LILLA P: When it is hard to feel like a "real" business

This month we have been featuring parts of our conversation with Pauline Nakios of LILLA P. (Catch up on posts here and here and join us for the end-of-the-month event!)

One thing Pauline, Amy & I talked about was the psychological safety net that business owners sometimes give themselves at the beginning of a new venture.

Sometimes people feel that if they act like their new business is not real or at least not a real business then they can’t really fail. Instead, they think if they are just sort-of trying something then they can also just sort-of stop doing it when they want without feeling badly about it.

Pauline shared that she felt this way when she started more than 10 years ago.
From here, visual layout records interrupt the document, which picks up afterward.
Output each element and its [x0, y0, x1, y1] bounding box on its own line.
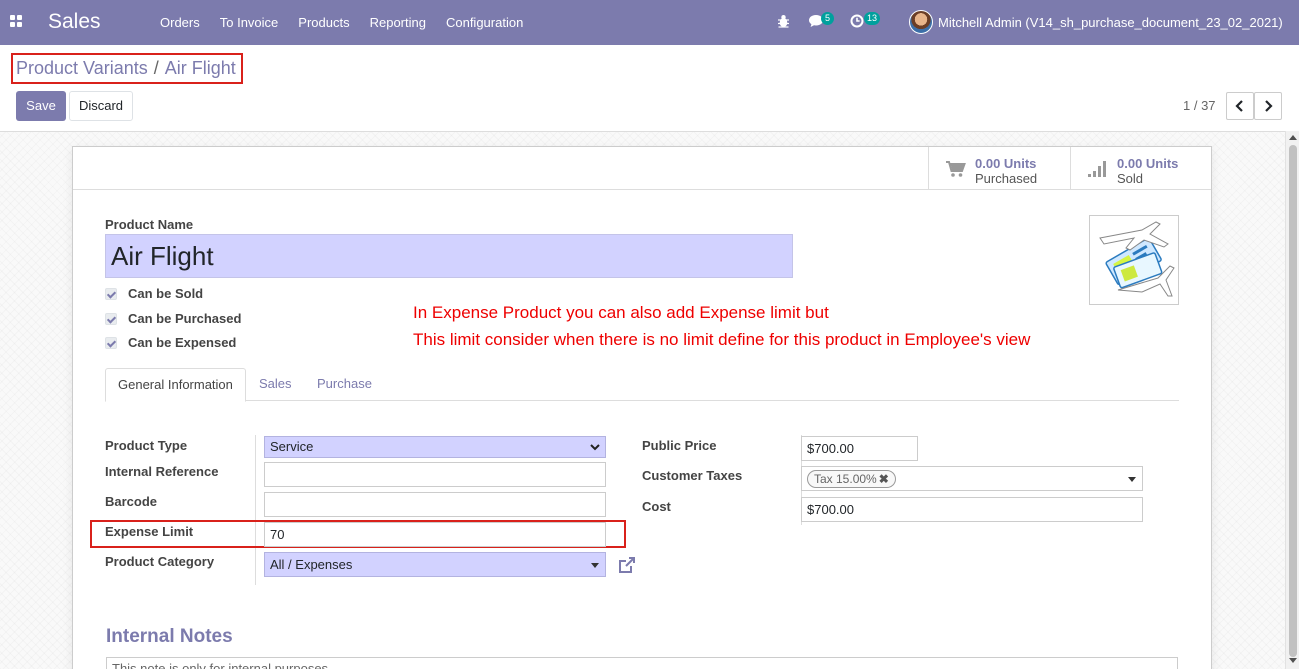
barcode-input[interactable]	[264, 492, 606, 517]
purchased-value: 0.00 Units	[975, 156, 1037, 171]
purchased-label: Purchased	[975, 171, 1038, 186]
annotation-line-1: In Expense Product you can also add Expe…	[413, 303, 829, 322]
chevron-left-icon	[1235, 100, 1243, 112]
scroll-down-arrow[interactable]	[1289, 658, 1297, 663]
breadcrumb-separator: /	[153, 58, 159, 78]
product-category-label: Product Category	[105, 554, 215, 569]
product-type-value: Service	[270, 439, 314, 454]
systray: 5 13 Mitchell Admin (V14_sh_purchase_doc…	[770, 0, 1299, 45]
sold-stat-button[interactable]: 0.00 Units Sold	[1070, 147, 1212, 190]
tab-purchase[interactable]: Purchase	[305, 368, 384, 401]
internal-reference-label: Internal Reference	[105, 464, 219, 479]
user-avatar[interactable]	[909, 10, 933, 34]
customer-taxes-input[interactable]: Tax 15.00% ✖	[801, 466, 1143, 491]
can-be-expensed-label: Can be Expensed	[128, 335, 237, 350]
activities-badge: 13	[864, 12, 881, 25]
public-price-input[interactable]: $700.00	[801, 436, 918, 461]
product-image[interactable]	[1089, 215, 1179, 305]
breadcrumb: Product Variants / Air Flight	[16, 58, 236, 79]
user-menu[interactable]: Mitchell Admin (V14_sh_purchase_document…	[938, 15, 1283, 30]
clock-icon[interactable]	[850, 14, 864, 28]
pager-value[interactable]: 1 / 37	[1183, 98, 1216, 113]
airplane-ticket-image	[1099, 221, 1175, 297]
breadcrumb-current: Air Flight	[164, 58, 236, 78]
product-category-select[interactable]: All / Expenses	[264, 552, 606, 577]
form-sheet: 0.00 Units Purchased 0.00 Units Sold Pro…	[72, 146, 1212, 669]
internal-reference-input[interactable]	[264, 462, 606, 487]
menu-products[interactable]: Products	[288, 0, 359, 45]
discard-button[interactable]: Discard	[69, 91, 133, 121]
form-tabs: General Information Sales Purchase	[105, 368, 1179, 402]
product-name-input[interactable]: Air Flight	[105, 234, 793, 278]
scroll-thumb[interactable]	[1289, 145, 1297, 657]
menu-orders[interactable]: Orders	[150, 0, 210, 45]
stat-button-box: 0.00 Units Purchased 0.00 Units Sold	[73, 147, 1211, 190]
caret-down-icon	[1128, 477, 1136, 482]
menu-configuration[interactable]: Configuration	[436, 0, 533, 45]
purchased-stat-button[interactable]: 0.00 Units Purchased	[928, 147, 1070, 190]
scroll-up-arrow[interactable]	[1289, 135, 1297, 140]
checkbox-checked-icon[interactable]	[105, 313, 117, 325]
product-name-label: Product Name	[105, 217, 194, 232]
chevron-down-icon	[590, 444, 600, 451]
expense-limit-input[interactable]: 70	[264, 522, 606, 547]
menu-to-invoice[interactable]: To Invoice	[210, 0, 289, 45]
save-button[interactable]: Save	[16, 91, 66, 121]
tab-general-information[interactable]: General Information	[105, 368, 246, 402]
menu-reporting[interactable]: Reporting	[360, 0, 436, 45]
barcode-label: Barcode	[105, 494, 158, 509]
sold-label: Sold	[1117, 171, 1144, 186]
cost-input[interactable]: $700.00	[801, 497, 1143, 522]
scrollbar[interactable]	[1285, 131, 1299, 669]
caret-down-icon	[591, 563, 599, 568]
tax-tag[interactable]: Tax 15.00% ✖	[807, 470, 896, 488]
main-menu: Orders To Invoice Products Reporting Con…	[150, 0, 533, 45]
can-be-purchased-label: Can be Purchased	[128, 311, 242, 326]
pager-previous-button[interactable]	[1226, 92, 1254, 120]
sold-value: 0.00 Units	[1117, 156, 1179, 171]
checkbox-checked-icon[interactable]	[105, 337, 117, 349]
app-brand[interactable]: Sales	[48, 10, 101, 34]
checkbox-checked-icon[interactable]	[105, 288, 117, 300]
product-type-select[interactable]: Service	[264, 436, 606, 458]
chevron-right-icon	[1265, 100, 1273, 112]
top-navbar: Sales Orders To Invoice Products Reporti…	[0, 0, 1299, 45]
product-type-label: Product Type	[105, 438, 188, 453]
pager-next-button[interactable]	[1254, 92, 1282, 120]
internal-notes-title: Internal Notes	[106, 626, 233, 647]
messages-badge: 5	[821, 12, 834, 25]
cart-icon	[946, 161, 966, 177]
apps-grid-icon[interactable]	[10, 15, 23, 28]
customer-taxes-label: Customer Taxes	[642, 468, 743, 483]
public-price-label: Public Price	[642, 438, 717, 453]
bug-icon[interactable]	[777, 14, 790, 28]
external-link-icon[interactable]	[617, 555, 637, 575]
bar-chart-icon	[1088, 161, 1106, 177]
left-group-divider	[255, 435, 256, 585]
product-category-value: All / Expenses	[270, 557, 353, 572]
cost-label: Cost	[642, 499, 671, 514]
expense-limit-label: Expense Limit	[105, 524, 194, 539]
tax-tag-label: Tax 15.00%	[814, 472, 877, 486]
breadcrumb-parent[interactable]: Product Variants	[16, 58, 148, 78]
annotation-line-2: This limit consider when there is no lim…	[413, 330, 1031, 349]
remove-tag-icon[interactable]: ✖	[879, 472, 889, 486]
internal-notes-textarea[interactable]: This note is only for internal purposes.	[106, 657, 1178, 669]
tab-sales[interactable]: Sales	[247, 368, 304, 401]
can-be-sold-label: Can be Sold	[128, 286, 204, 301]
She said that if she believed that she was “not a real business” then it wasn’t a big deal, but once she proclaimed her legitimacy and that she was really trying her hand at entrepreneurship then she had a lot more to lose.
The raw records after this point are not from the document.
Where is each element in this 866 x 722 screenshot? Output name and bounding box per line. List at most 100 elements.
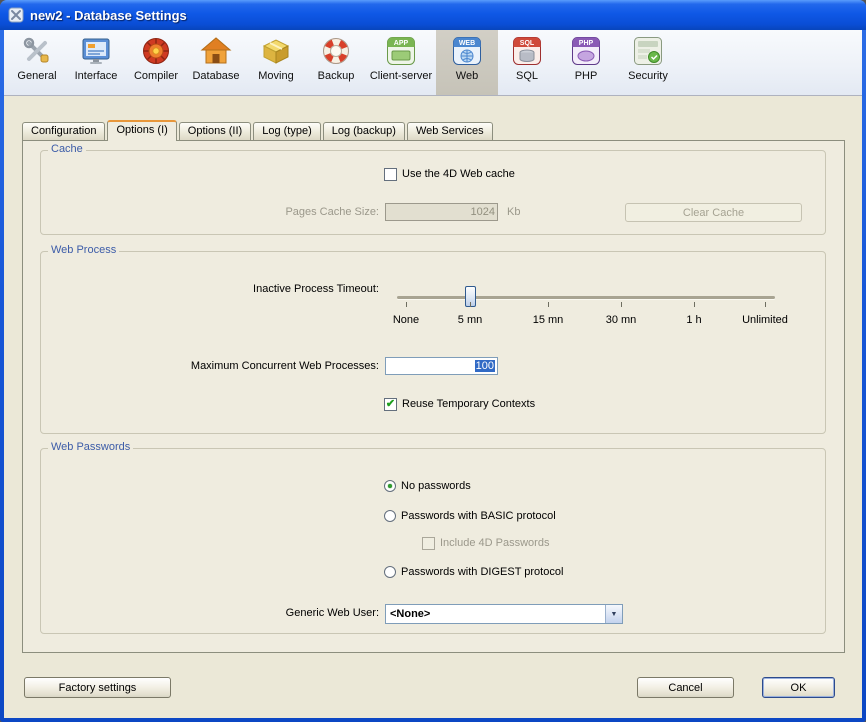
toolbar-item-interface[interactable]: Interface [66,30,126,95]
toolbar-item-label: Client-server [370,70,432,82]
no-passwords-row: No passwords [384,479,471,493]
web-icon: WEB [451,35,483,67]
digest-protocol-label: Passwords with DIGEST protocol [401,566,563,578]
cancel-button-label: Cancel [668,682,702,694]
window-title: new2 - Database Settings [30,8,187,23]
pages-cache-size-label: Pages Cache Size: [41,206,379,218]
toolbar-item-label: Backup [318,70,355,82]
check-icon: ✔ [386,399,395,410]
security-icon [632,35,664,67]
reuse-contexts-row: ✔ Reuse Temporary Contexts [384,397,535,411]
slider-tick [765,302,766,307]
tab-log-type[interactable]: Log (type) [253,122,321,140]
include-4d-passwords-label: Include 4D Passwords [440,537,549,549]
options-panel: Cache ✔ Use the 4D Web cache Pages Cache… [22,140,845,653]
generic-web-user-label: Generic Web User: [41,607,379,619]
inactive-timeout-slider-track[interactable] [397,296,775,299]
toolbar-item-moving[interactable]: Moving [246,30,306,95]
include-4d-passwords-row: Include 4D Passwords [422,536,549,550]
toolbar-item-sql[interactable]: SQL SQL [498,30,556,95]
tab-configuration[interactable]: Configuration [22,122,105,140]
pages-cache-size-input: 1024 [385,203,498,221]
ok-button-label: OK [791,682,807,694]
tab-options-1[interactable]: Options (I) [107,120,176,141]
basic-protocol-row: Passwords with BASIC protocol [384,509,556,523]
tab-log-backup[interactable]: Log (backup) [323,122,405,140]
slider-label-none: None [393,314,419,326]
toolbar-item-compiler[interactable]: Compiler [126,30,186,95]
svg-text:PHP: PHP [579,40,594,47]
database-icon [200,35,232,67]
toolbar-item-label: PHP [575,70,598,82]
sql-icon: SQL [511,35,543,67]
svg-text:SQL: SQL [520,40,535,47]
toolbar-item-label: Database [192,70,239,82]
dropdown-arrow-button[interactable]: ▼ [605,605,622,623]
toolbar-item-label: Compiler [134,70,178,82]
database-settings-app-icon [8,7,24,23]
toolbar-item-label: General [17,70,56,82]
toolbar-item-backup[interactable]: Backup [306,30,366,95]
backup-lifebuoy-icon [320,35,352,67]
dialog-body: General Interface [4,30,862,718]
tab-options-2[interactable]: Options (II) [179,122,251,140]
inactive-timeout-label: Inactive Process Timeout: [41,283,379,295]
toolbar-item-label: Security [628,70,668,82]
svg-text:WEB: WEB [459,40,475,47]
toolbar-item-security[interactable]: Security [616,30,680,95]
cancel-button[interactable]: Cancel [637,677,734,698]
cache-group-title: Cache [48,143,86,155]
client-server-icon: APP [385,35,417,67]
reuse-contexts-label: Reuse Temporary Contexts [402,398,535,410]
toolbar-item-client-server[interactable]: APP Client-server [366,30,436,95]
slider-tick [470,302,471,307]
chevron-down-icon: ▼ [611,611,618,618]
toolbar-item-label: Web [456,70,478,82]
factory-settings-button[interactable]: Factory settings [24,677,171,698]
digest-protocol-row: Passwords with DIGEST protocol [384,565,563,579]
toolbar-item-label: Moving [258,70,293,82]
slider-tick [406,302,407,307]
tab-web-services[interactable]: Web Services [407,122,493,140]
slider-label-unlimited: Unlimited [742,314,788,326]
slider-label-1h: 1 h [686,314,701,326]
no-passwords-radio[interactable] [384,480,396,492]
tab-bar: Configuration Options (I) Options (II) L… [22,120,493,141]
web-process-group: Web Process Inactive Process Timeout: No… [40,251,826,434]
generic-web-user-value: <None> [386,605,605,623]
reuse-contexts-checkbox[interactable]: ✔ [384,398,397,411]
settings-toolbar: General Interface [4,30,862,96]
use-web-cache-label: Use the 4D Web cache [402,168,515,180]
toolbar-item-web[interactable]: WEB Web [436,30,498,95]
slider-label-5mn: 5 mn [458,314,482,326]
ok-button[interactable]: OK [762,677,835,698]
titlebar[interactable]: new2 - Database Settings [0,0,866,30]
cache-group: Cache ✔ Use the 4D Web cache Pages Cache… [40,150,826,235]
web-passwords-group: Web Passwords No passwords Passwords wit… [40,448,826,634]
database-settings-window: new2 - Database Settings General [0,0,866,722]
web-process-group-title: Web Process [48,244,119,256]
max-web-processes-input[interactable]: 100 [385,357,498,375]
basic-protocol-label: Passwords with BASIC protocol [401,510,556,522]
max-web-processes-value: 100 [475,360,495,372]
toolbar-item-general[interactable]: General [8,30,66,95]
slider-tick [548,302,549,307]
slider-tick [694,302,695,307]
slider-label-30mn: 30 mn [606,314,637,326]
toolbar-item-database[interactable]: Database [186,30,246,95]
toolbar-item-label: SQL [516,70,538,82]
compiler-icon [140,35,172,67]
use-web-cache-checkbox[interactable]: ✔ [384,168,397,181]
slider-label-15mn: 15 mn [533,314,564,326]
clear-cache-button-label: Clear Cache [683,207,744,219]
moving-box-icon [260,35,292,67]
clear-cache-button: Clear Cache [625,203,802,222]
factory-settings-button-label: Factory settings [59,682,137,694]
digest-protocol-radio[interactable] [384,566,396,578]
interface-icon [80,35,112,67]
use-web-cache-row: ✔ Use the 4D Web cache [384,167,515,181]
toolbar-item-label: Interface [75,70,118,82]
generic-web-user-dropdown[interactable]: <None> ▼ [385,604,623,624]
toolbar-item-php[interactable]: PHP PHP [556,30,616,95]
basic-protocol-radio[interactable] [384,510,396,522]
We have talked about this phenomenon – The Impostor Complex - before.
It is challenging to assume and own a new identity. Once you claim that you are doing something or want something then, of course, it means more when you don’t get it. However, I would also argue that if you don’t claim it you are more likely to not get what you want. After all, our businesses are reflections of what we make them.

Most everyone who knows us knows that we are big fans of ventures of all shapes, sizes, and intents. And it shouldn’t be surprising that we believe that if you don’t take yourself seriously for your efforts – whatever they are – then you’re unlikely to get any serious rewards. Why? Well you’re unlikely to treat your venture or yourself with the same level of respect & you’re unlikely to convince others (customers, vendors, partners, etc.) that you’re doing something worthwhile and interesting.
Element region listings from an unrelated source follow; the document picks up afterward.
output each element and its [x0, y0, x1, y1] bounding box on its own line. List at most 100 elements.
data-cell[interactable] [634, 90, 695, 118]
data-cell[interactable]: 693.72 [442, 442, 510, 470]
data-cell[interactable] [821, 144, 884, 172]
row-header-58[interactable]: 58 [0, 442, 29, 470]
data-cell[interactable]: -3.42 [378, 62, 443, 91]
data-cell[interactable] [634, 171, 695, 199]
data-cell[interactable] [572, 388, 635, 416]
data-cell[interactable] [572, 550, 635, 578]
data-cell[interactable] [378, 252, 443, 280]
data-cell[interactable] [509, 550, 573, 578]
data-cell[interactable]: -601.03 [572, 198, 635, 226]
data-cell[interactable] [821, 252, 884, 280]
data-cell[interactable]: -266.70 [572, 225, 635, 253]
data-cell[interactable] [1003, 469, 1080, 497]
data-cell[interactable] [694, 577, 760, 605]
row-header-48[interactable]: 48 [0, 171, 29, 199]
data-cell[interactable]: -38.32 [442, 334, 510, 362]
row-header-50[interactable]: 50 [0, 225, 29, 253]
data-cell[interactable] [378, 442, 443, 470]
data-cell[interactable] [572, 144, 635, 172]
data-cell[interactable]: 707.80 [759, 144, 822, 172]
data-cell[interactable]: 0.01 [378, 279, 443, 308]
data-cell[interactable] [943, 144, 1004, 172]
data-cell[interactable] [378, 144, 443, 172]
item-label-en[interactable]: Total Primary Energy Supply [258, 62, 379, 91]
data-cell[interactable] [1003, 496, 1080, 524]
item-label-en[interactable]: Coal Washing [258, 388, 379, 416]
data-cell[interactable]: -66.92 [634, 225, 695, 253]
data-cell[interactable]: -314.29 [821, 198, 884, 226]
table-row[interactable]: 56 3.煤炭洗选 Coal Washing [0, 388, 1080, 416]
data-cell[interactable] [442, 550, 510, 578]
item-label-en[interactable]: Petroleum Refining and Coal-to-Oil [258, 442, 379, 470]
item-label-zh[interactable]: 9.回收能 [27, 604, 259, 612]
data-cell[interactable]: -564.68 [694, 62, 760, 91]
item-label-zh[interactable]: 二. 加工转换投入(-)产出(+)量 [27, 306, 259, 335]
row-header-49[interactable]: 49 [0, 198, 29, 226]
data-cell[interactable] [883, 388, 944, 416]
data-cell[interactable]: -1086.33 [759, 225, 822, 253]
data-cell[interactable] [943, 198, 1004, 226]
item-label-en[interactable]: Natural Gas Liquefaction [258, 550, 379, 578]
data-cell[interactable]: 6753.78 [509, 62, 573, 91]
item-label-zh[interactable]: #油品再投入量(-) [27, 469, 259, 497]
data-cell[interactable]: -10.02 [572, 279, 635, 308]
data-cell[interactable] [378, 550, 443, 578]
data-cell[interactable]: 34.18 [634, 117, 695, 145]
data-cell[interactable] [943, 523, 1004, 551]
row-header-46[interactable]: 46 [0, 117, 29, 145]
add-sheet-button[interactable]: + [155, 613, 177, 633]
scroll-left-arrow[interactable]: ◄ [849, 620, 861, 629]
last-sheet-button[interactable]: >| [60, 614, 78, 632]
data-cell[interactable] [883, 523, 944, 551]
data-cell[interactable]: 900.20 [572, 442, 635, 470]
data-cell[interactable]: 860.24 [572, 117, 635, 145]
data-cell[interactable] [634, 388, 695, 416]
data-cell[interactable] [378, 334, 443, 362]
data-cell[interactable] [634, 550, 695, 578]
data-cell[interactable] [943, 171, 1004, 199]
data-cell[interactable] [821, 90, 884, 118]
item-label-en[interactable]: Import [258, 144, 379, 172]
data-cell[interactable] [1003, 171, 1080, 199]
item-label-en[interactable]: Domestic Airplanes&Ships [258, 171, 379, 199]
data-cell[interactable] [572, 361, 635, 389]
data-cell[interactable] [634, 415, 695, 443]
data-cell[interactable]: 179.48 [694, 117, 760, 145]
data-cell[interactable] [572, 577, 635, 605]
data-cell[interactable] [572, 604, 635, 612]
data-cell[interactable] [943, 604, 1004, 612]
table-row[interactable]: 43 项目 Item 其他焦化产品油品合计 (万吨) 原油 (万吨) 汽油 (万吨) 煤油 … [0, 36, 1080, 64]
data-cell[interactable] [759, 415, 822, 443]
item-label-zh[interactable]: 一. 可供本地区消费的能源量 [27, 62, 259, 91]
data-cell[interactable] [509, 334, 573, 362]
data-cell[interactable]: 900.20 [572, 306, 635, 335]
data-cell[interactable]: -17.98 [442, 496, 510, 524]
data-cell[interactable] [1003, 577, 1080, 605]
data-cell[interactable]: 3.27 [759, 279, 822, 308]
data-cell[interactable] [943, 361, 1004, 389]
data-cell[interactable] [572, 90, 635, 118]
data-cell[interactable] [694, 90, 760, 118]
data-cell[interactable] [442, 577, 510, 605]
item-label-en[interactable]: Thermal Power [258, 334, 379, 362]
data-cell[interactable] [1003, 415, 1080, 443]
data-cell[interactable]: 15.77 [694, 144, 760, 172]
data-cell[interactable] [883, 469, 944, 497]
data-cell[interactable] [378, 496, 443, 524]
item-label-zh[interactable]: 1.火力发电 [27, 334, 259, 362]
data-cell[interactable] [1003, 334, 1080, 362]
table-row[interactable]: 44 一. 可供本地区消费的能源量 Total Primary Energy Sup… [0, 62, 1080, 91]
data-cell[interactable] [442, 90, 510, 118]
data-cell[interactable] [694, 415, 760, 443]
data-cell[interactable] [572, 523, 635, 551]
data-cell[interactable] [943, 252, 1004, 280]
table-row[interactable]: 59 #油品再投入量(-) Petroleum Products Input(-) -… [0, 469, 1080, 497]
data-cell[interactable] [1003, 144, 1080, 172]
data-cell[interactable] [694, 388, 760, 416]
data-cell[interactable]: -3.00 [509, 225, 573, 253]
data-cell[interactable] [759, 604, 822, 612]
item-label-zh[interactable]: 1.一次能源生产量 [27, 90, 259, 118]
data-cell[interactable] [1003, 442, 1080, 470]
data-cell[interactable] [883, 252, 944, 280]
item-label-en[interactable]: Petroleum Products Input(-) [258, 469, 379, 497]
However, where this whole impostor complex becomes a bit tricky and catch-22-ish is when you look at the cost of feeling like you have go into everything with a certain amount of certainty and seriousness.

It’s also true that prematurely claiming or owning something can unnecessarily tie us to experiments we’d like to abandon. And worst of all, the pressure to prematurely declare something formal may prevent us from experimenting and trying our hand at things in a more organic way.

So for the record we are fans of both experimentation AND legitimacy. And think that we’ve seen this continuum negotiated best when folks are comfortable in both roles, have clear boundaries and points of evaluation, and are articulate about their intentions.

For example, “we thought we try doing this because the climate seems right and are willing to give it a good 6 months before we evaluate whether we’d like to formalize it or move on” or “Doing XYZ has always been a passion of mine and I figure now was a good time to see if I could make a business out of it and if I even like the process of running the show. I’m planning to test it out for a few months before I decide if I really want to invest more.”

These are both clearly examples of experiments, and are quite different from legitimate ventures where people have invested a tremendous amount of time, energy, capital and resources. Where folks really seem to get stuck is moving from the “experiment phase” to the “legitimate phase”.

Some ideas on how to navigate the transition:

1. Be clear about whether something is an experiment or not…if you are seriously relying on the business revenue and viability, then it is no longer an initial experiment

2. Be very clear about what your goals and intentions are (for now). Nothing will make you feel illegitimate faster than comparing what you are doing to someone else’s goals.

3. Be respectful of the time and energy that you are investing in your venture and speak and behave in a way that demonstrates that – chances are others will follow your lead

4. And of course, as always, surround yourself with resourceful peers who are on your same wave-length and can validate your experiences as an entrepreneur!

Thanks, Pauline, for all the brain food!